Do Not Listen To Setbacks
Growing up as a person with a visual impairment isn't always easy. From a young age I had been told I would not graduate high school or get a NYS regents diploma. Teachers and many others always offered me a way out of an event or assignment if they thought I couldn't do it because I am Legally blind. They would worry about me whenever I was alone or if I tried to do something by myself. The fact though was that I could do a lot on my own. I never let that hold me back even from a young age and still refuse to even now. Letting people make decisions for you only holds you back or physically hurts your mind emotionally.

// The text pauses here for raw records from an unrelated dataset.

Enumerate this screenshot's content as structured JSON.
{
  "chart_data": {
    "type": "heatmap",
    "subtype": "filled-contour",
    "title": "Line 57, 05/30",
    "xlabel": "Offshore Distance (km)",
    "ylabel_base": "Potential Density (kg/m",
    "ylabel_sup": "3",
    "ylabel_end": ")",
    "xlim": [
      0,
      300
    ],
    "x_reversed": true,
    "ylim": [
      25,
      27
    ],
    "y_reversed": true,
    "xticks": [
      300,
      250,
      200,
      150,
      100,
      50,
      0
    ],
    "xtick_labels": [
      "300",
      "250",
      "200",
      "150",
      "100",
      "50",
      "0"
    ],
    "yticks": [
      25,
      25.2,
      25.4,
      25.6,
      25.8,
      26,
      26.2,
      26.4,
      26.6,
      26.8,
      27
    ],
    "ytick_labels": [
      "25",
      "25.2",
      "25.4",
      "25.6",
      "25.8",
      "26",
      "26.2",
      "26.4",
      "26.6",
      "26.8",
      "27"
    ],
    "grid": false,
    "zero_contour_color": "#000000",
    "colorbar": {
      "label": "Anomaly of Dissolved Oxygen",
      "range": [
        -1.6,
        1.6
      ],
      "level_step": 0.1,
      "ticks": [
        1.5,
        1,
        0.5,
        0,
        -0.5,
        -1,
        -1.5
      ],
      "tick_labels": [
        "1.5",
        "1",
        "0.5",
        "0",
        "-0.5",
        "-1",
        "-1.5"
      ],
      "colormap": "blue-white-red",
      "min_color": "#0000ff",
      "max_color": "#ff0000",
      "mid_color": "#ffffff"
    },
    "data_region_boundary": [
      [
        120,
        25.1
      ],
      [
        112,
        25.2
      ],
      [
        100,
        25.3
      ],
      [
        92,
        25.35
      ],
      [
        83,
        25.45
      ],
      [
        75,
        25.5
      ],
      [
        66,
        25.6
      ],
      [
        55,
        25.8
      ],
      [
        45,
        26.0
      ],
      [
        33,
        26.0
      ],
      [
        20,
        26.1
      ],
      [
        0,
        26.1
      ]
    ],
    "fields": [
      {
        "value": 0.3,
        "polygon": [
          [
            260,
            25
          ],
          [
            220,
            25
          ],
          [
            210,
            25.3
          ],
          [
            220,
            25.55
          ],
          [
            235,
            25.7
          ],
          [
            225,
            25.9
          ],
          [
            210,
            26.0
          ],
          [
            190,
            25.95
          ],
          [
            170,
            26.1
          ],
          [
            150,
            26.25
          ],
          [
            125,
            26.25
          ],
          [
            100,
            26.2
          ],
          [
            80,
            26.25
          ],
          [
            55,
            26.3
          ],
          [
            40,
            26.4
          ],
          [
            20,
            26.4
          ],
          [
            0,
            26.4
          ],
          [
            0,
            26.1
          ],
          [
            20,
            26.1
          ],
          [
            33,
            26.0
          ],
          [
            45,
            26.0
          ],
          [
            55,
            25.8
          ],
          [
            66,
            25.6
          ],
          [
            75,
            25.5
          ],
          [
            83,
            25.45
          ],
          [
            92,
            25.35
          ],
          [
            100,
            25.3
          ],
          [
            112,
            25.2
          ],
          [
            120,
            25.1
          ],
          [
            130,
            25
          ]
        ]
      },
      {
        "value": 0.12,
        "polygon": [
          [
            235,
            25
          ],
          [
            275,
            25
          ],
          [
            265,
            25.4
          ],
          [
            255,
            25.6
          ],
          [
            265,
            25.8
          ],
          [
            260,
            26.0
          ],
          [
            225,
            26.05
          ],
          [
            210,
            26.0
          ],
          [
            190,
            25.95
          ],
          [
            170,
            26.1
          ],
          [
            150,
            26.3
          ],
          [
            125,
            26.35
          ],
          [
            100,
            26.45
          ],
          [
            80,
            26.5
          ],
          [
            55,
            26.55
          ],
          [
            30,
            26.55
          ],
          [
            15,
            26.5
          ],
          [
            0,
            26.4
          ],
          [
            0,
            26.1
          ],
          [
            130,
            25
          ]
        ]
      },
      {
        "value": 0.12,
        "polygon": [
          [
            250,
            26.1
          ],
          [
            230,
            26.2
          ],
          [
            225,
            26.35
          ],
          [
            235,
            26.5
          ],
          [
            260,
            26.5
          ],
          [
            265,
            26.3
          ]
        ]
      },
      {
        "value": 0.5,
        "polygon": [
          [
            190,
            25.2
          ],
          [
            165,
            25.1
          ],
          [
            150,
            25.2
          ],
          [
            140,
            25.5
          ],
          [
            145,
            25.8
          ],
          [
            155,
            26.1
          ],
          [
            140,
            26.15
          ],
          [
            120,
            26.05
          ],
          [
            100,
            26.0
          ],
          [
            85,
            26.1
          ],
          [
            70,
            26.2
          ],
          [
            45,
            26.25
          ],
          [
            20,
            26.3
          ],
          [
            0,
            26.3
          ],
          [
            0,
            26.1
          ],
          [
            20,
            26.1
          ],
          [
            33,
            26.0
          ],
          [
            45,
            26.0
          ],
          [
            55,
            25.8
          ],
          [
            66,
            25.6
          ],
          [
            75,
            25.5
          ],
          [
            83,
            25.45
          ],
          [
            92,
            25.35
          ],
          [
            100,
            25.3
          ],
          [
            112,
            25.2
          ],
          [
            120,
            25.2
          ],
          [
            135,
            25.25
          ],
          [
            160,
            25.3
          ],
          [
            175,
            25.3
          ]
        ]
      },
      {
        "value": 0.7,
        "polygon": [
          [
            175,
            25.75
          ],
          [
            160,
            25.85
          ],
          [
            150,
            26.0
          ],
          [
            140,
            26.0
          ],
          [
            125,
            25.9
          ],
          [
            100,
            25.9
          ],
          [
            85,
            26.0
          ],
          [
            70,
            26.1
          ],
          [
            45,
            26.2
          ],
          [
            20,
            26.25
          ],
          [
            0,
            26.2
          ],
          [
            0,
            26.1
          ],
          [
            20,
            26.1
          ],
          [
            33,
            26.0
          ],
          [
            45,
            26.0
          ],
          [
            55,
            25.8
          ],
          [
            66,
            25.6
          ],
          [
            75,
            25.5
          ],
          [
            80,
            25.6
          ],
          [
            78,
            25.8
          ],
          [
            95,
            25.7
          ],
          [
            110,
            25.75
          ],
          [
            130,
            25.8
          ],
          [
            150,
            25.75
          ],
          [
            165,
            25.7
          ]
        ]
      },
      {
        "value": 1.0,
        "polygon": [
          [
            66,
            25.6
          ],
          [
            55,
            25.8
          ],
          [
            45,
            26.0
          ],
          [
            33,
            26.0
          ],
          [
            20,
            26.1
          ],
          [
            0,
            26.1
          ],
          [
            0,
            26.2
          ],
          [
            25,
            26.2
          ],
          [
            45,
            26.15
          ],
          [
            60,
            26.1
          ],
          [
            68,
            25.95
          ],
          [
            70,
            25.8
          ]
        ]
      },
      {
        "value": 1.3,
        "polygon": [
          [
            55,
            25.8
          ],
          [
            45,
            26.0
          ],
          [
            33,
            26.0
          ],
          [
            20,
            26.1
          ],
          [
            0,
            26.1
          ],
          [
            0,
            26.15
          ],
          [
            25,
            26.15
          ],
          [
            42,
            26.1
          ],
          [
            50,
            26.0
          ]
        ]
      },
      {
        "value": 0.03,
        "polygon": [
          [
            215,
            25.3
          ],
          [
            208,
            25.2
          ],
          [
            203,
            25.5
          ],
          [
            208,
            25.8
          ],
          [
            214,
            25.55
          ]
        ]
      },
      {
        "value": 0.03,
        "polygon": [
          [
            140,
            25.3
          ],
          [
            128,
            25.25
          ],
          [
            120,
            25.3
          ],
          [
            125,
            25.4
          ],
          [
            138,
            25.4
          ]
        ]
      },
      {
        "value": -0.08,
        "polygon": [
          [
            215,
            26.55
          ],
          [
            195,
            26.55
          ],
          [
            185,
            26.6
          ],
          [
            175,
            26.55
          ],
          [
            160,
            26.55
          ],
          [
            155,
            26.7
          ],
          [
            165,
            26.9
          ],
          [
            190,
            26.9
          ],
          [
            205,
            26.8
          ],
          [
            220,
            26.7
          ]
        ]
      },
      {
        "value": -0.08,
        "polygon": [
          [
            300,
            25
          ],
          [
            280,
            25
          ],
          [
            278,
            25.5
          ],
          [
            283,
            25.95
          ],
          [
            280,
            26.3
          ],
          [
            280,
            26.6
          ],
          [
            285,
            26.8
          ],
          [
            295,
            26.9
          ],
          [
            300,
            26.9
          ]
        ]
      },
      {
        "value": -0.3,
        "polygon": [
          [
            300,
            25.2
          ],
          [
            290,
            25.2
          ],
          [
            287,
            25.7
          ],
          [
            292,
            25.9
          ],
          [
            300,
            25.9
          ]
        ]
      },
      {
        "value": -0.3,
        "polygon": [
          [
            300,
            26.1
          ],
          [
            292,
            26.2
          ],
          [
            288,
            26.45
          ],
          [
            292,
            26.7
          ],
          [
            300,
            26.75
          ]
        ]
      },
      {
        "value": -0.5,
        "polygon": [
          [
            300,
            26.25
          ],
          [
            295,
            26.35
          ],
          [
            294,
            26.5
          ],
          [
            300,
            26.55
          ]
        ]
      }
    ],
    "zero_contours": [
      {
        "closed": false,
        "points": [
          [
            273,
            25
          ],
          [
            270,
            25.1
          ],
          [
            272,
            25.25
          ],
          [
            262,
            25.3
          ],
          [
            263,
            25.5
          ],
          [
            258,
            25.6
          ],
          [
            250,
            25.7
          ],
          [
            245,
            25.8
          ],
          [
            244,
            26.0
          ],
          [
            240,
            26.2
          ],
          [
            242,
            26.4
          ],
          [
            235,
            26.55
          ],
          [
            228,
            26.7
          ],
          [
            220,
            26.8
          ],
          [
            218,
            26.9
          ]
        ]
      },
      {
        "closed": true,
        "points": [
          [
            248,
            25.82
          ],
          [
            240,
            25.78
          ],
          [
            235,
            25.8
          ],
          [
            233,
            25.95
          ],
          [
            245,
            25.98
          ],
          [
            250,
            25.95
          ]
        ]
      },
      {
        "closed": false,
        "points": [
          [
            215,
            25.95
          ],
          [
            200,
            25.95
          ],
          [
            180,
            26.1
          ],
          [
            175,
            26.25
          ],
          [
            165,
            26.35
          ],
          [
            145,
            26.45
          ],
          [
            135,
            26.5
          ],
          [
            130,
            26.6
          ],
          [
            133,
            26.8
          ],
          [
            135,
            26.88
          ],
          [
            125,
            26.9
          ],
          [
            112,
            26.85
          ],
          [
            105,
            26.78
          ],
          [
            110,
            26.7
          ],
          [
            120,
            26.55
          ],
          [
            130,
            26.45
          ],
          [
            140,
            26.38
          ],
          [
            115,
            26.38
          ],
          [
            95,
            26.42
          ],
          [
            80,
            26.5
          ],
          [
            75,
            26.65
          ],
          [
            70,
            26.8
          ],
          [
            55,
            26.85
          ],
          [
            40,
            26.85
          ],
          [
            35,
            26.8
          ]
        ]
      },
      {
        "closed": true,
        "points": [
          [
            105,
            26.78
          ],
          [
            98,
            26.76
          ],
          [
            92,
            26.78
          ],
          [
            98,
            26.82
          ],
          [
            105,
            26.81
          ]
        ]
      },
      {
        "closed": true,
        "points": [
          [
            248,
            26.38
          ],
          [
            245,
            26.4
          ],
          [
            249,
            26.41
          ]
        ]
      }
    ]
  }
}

My parents never held me back or told me I couldn't do something. Someone should never tell you that you cannot do something because they think you cannot. I always learned you should give it a try and truly decide if you can or cannot do something. Even when I was growing up I
did it all. Not for any reason except knowing I would not feel good if I didn't try or thought I couldn't because I am blind.
Nothing Held Me Back
Like I mentioned before at 14 months old I was diagnosed with Cone Rod Dystrophy. That introduced my parents and me to a whole new world. They had never had any experience raising a child with a disability. As I grew up my mother researched tirelessly and found services which helped me to grow not only with time but as a person. Eventually I was introduced to an organization called VIA (Visually Impaired Advancement). I truly never understood how much a simple organization could do when I was younger. I was able to have opportunities that I would not normally have as a visually impaired student or person in the work field. I was introduced to things like braille and orientation mobility services. As I grew further and into high school I was determined to prove everyone wrong. I broke the stone walls down and went for things they said I couldn't. Not only did I become a school leader along with graduating with honors and regents, I was able to show them that my disability was not going to hold me back. I then was early accepted to the University of Buffalo and so many other things that changed my life, but it wasn't about the achievements to me. It was about proving that nothing would hold me back.

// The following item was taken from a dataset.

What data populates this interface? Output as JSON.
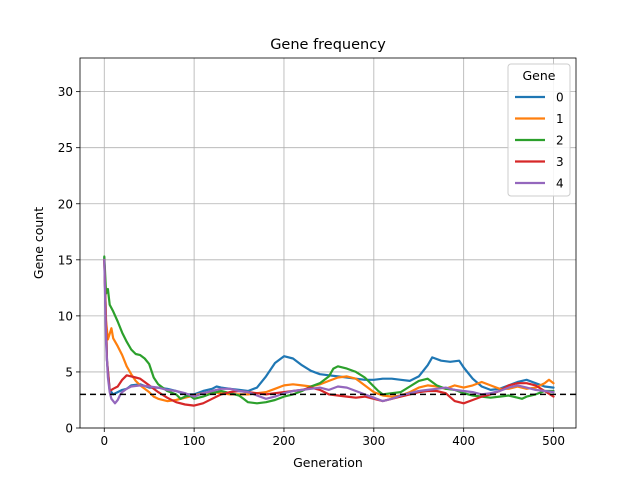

I know what I have said above is all good but sometimes there are struggles. I will say learning to accept my disability as just another part of who I am was not easy at first. I was somewhat embarrassed for a long time. I was scared to be judged for my glasses or for my cane. I was afraid I would not make friends. None of that was true though. As I grew up people began to treat me just like everyone else. It just required me to find the right friends. I'm now in college and have made tons of amazing memories and have the best parents and friends I could ask for. Breaking the stone walls that blocked my path led me to meeting those most amazing people and the best opportunities and I am so glad I did not let anything hold me back. I didn't do this just to prove to myself that I was capable, but to show others that they could do the very same thing.
You Can Do The Same
My message here is not just to show what I have done but to tell you that you too can do anything you put your mind to. While you may have a disability, that cannot stop you. You decide your future and not anyone else and I know that it may not always seem easy when you feel a step behind everyone else but the truth is it just makes it more rewarding in the end. While you not only did what you were told you couldn't, you also proved wrong anyone who said your disability would hold you back. While you may be far on your journey or it has just begun, I want you to be proud of who you are and take every day by storm and create a better world around you. Blindness cannot hold a person back by force, though it may sometimes look that way.
I am so incredibly grateful to share my story with everyone. My story is always one I love to share as a positive note about growing up with my disability. Even though I am blind It never ever held me back at all and I hope my story is a light for those who need it.